After dinner they played auction bridge; Martin loved cards in any form and he undertook to teach Jeannette; Sandy was an old hand at the game, but Beatrice Alexander was but a timid player. After three or four rubbers, the men abandoned the cards, which, Jeannette could see, bored them with such partners, and began matching quarters, and Martin had won eighteen dollars. The last match had been for “double or nothing” and Jeannette was hardly able to stifle the quick breath of relief that came to her lips when Martin won. She had always known Sandy to be liberal-handed and he paid his losses good-humoredly, telling Jeannette in a way that made her believe he meant what he said, that he had had a wonderful evening, and would telephone shortly to ask the Devlins to dinner with him. He generously offered to take Beatrice Alexander home, and Jeannette returned from the elevator, where she and Martin had bidden good-night to their departing guests, to the disorder and smoky atmosphere of their little home with the feeling that it had all been worth while.

“My Lord!” Martin said that night as he lay in bed waiting for her to wind the clock, open the window, snap out the lights and join him, “I wish you had a girl out there in the kitchen to help you with all that mess. Damned if I like the idea of my wife doing all those dirty dishes, and having to clean up everything to-morrow. It will take you all day.”

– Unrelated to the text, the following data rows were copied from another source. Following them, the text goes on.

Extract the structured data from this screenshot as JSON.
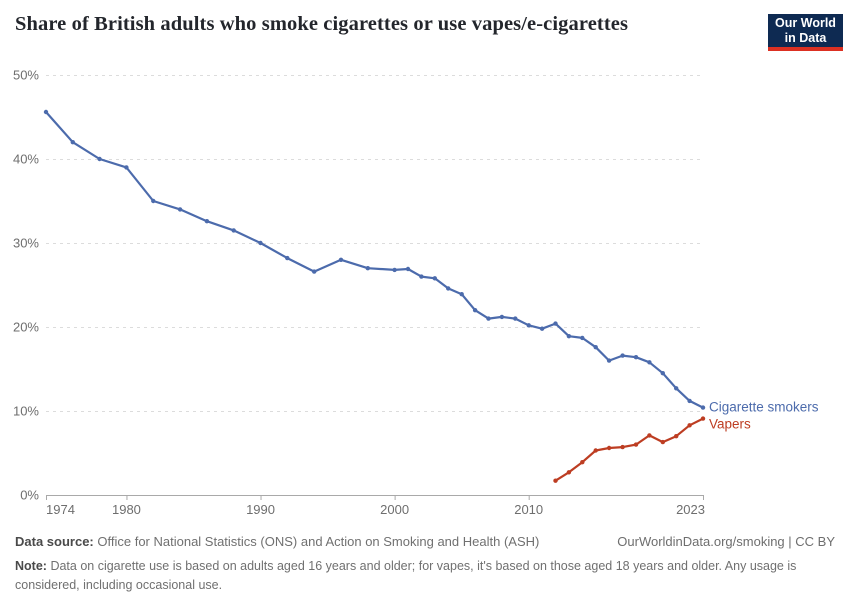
{
  "header": {
    "title": "Share of British adults who smoke cigarettes or use vapes/e-cigarettes",
    "logo": {
      "line1": "Our World",
      "line2": "in Data",
      "bg_color": "#0e2a52",
      "accent_color": "#dc3022"
    }
  },
  "chart_data": {
    "type": "line",
    "title": "Share of British adults who smoke cigarettes or use vapes/e-cigarettes",
    "xlabel": "",
    "ylabel": "",
    "xlim": [
      1974,
      2023
    ],
    "ylim": [
      0,
      50
    ],
    "grid": "horizontal-dashed",
    "legend_position": "end-of-line-labels",
    "x_ticks": [
      1974,
      1980,
      1990,
      2000,
      2010,
      2023
    ],
    "y_ticks": [
      {
        "value": 0,
        "label": "0%"
      },
      {
        "value": 10,
        "label": "10%"
      },
      {
        "value": 20,
        "label": "20%"
      },
      {
        "value": 30,
        "label": "30%"
      },
      {
        "value": 40,
        "label": "40%"
      },
      {
        "value": 50,
        "label": "50%"
      }
    ],
    "series": [
      {
        "name": "Cigarette smokers",
        "color": "#4c6bac",
        "label_dy": 4,
        "points": [
          [
            1974,
            45.6
          ],
          [
            1976,
            42.0
          ],
          [
            1978,
            40.0
          ],
          [
            1980,
            39.0
          ],
          [
            1982,
            35.0
          ],
          [
            1984,
            34.0
          ],
          [
            1986,
            32.6
          ],
          [
            1988,
            31.5
          ],
          [
            1990,
            30.0
          ],
          [
            1992,
            28.2
          ],
          [
            1994,
            26.6
          ],
          [
            1996,
            28.0
          ],
          [
            1998,
            27.0
          ],
          [
            2000,
            26.8
          ],
          [
            2001,
            26.9
          ],
          [
            2002,
            26.0
          ],
          [
            2003,
            25.8
          ],
          [
            2004,
            24.6
          ],
          [
            2005,
            23.9
          ],
          [
            2006,
            22.0
          ],
          [
            2007,
            21.0
          ],
          [
            2008,
            21.2
          ],
          [
            2009,
            21.0
          ],
          [
            2010,
            20.2
          ],
          [
            2011,
            19.8
          ],
          [
            2012,
            20.4
          ],
          [
            2013,
            18.9
          ],
          [
            2014,
            18.7
          ],
          [
            2015,
            17.6
          ],
          [
            2016,
            16.0
          ],
          [
            2017,
            16.6
          ],
          [
            2018,
            16.4
          ],
          [
            2019,
            15.8
          ],
          [
            2020,
            14.5
          ],
          [
            2021,
            12.7
          ],
          [
            2022,
            11.2
          ],
          [
            2023,
            10.4
          ]
        ]
      },
      {
        "name": "Vapers",
        "color": "#bd3d22",
        "label_dy": 10,
        "points": [
          [
            2012,
            1.7
          ],
          [
            2013,
            2.7
          ],
          [
            2014,
            3.9
          ],
          [
            2015,
            5.3
          ],
          [
            2016,
            5.6
          ],
          [
            2017,
            5.7
          ],
          [
            2018,
            6.0
          ],
          [
            2019,
            7.1
          ],
          [
            2020,
            6.3
          ],
          [
            2021,
            7.0
          ],
          [
            2022,
            8.3
          ],
          [
            2023,
            9.1
          ]
        ]
      }
    ]
  },
  "footer": {
    "source_label": "Data source:",
    "source_text": "Office for National Statistics (ONS) and Action on Smoking and Health (ASH)",
    "attribution": "OurWorldinData.org/smoking | CC BY",
    "note_label": "Note:",
    "note_text": "Data on cigarette use is based on adults aged 16 years and older; for vapes, it's based on those aged 18 years and older. Any usage is considered, including occasional use."
  }
}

“Well,” Jeannette answered, “I’ll hate it to-morrow myself. But I really don’t mind very much. I love the idea of entertaining our friends. But we can’t have a girl yet. I’ve got to do my own work for awhile at any rate. You see, Martin, I was figuring it out....”

She had crawled in beside him and at once his arms were about her and she had nestled close to him, her head on his hard shoulder.

“Your friend Sandy’s a corker,” he said, kissing her hair and ignoring her plan of figures and economy. “I like that guy fine. You can have all that eighteen dollars I won from him.”

“Oh, Martin!”

“Sure,—of course.”

“I’ll put it in the till.”

The till was a small round canister intended for tea but converted into a savings bank.

“You’ll do nothing of the kind,” Martin told her. “You blow it in on yourself, or for something nice for the house.”